Les preuves relatives à une association entre troubles mentaux et conséquences du Covid-19 sont hétérogènes. On ignore en particulier si les patients atteints de troubles mentaux et du Covid-19 sont plus à risque de décès, auquel cas ils devraient être ciblés comme population à haut risque de forme sévère du Covid-19, expliquent Guillaume Fond de l'université Aix-Marseille et ses collègues.

Pour leur revue de la littérature médicale et leur méta-analyse, ils ont recherché les études de cohorte basées sur la population, portant sur tous les patients chez qui le Covid-19 a été identifié, et explorant l'association entre troubles mentaux et mortalité.

Ils ont retenu 16 études réalisées dans 7 pays (Danemark, France, Israël, Corée du Sud, Espagne, Royaume-Uni, Etats-Unis), portant sur 19.086 patients ayant des troubles mentaux, couvrant la période de décembre 2019 à juillet 2020. Ces études étaient de bonne qualité et ne présentaient pas de biais de publication, soulignent les auteurs.

La probabilité de décès lié au Covid-19, après ajustement, était significativement augmentée de 38% chez les patients ayant des troubles mentaux par rapport aux patients sans troubles mentaux.

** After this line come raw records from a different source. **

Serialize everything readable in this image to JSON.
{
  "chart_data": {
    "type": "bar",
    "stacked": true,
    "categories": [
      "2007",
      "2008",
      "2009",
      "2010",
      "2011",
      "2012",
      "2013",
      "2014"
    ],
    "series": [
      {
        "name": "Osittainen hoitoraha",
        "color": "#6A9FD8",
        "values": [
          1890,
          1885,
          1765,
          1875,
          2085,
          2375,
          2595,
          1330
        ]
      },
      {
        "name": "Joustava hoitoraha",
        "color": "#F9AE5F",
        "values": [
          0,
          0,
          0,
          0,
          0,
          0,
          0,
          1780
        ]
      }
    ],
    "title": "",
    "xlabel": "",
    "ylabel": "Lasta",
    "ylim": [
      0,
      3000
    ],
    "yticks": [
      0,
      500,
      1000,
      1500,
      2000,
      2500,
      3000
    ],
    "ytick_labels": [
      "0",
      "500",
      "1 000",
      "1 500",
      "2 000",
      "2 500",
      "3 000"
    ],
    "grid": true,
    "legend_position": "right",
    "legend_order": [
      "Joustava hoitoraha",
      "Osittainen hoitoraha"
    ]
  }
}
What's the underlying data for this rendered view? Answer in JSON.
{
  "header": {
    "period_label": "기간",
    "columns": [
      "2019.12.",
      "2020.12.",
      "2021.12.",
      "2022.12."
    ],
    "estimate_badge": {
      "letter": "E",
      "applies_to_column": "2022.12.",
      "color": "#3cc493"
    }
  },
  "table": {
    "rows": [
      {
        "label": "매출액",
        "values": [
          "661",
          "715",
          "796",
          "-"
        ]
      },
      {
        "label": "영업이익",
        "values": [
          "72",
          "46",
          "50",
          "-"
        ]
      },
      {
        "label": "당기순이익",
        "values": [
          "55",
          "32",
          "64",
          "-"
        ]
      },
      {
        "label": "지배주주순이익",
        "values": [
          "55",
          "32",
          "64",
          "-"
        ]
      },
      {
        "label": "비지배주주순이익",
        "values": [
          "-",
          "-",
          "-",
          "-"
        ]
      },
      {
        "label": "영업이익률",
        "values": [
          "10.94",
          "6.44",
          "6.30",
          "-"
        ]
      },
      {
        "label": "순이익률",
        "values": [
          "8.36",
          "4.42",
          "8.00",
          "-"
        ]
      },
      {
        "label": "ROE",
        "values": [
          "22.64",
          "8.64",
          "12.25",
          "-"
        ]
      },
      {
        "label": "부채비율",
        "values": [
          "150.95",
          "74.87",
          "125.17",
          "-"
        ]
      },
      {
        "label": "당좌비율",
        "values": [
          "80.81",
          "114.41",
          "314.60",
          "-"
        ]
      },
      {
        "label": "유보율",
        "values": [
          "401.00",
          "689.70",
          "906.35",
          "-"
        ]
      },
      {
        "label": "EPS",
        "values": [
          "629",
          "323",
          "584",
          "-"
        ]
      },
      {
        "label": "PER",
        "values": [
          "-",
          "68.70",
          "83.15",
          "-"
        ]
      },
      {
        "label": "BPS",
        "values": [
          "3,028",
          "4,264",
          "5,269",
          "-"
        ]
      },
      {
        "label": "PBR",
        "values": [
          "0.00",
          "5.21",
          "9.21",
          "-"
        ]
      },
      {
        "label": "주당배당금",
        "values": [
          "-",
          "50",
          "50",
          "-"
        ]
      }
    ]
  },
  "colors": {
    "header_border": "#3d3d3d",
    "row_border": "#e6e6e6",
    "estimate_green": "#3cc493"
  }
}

Chez les patients ayant des troubles mentaux sévères (troubles du spectre schizophrénique et/ou trouble bipolaire), le risque de décès lié au Covid-19 était le plus élevé, augmenté de 67%.

Ces patients doivent donc être considérés comme à haut risque de forme sévère du Covid-19 et nécessitent des stratégies de prise en charge et de prévention renforcées, concluent les auteurs.

D'autres études doivent être menées pour évaluer précisément le risque associé à chaque trouble mental, mais les risques les plus élevés sont retrouvés dans les études incluant des patients schizophrènes et/ou bipolaires, notent-ils.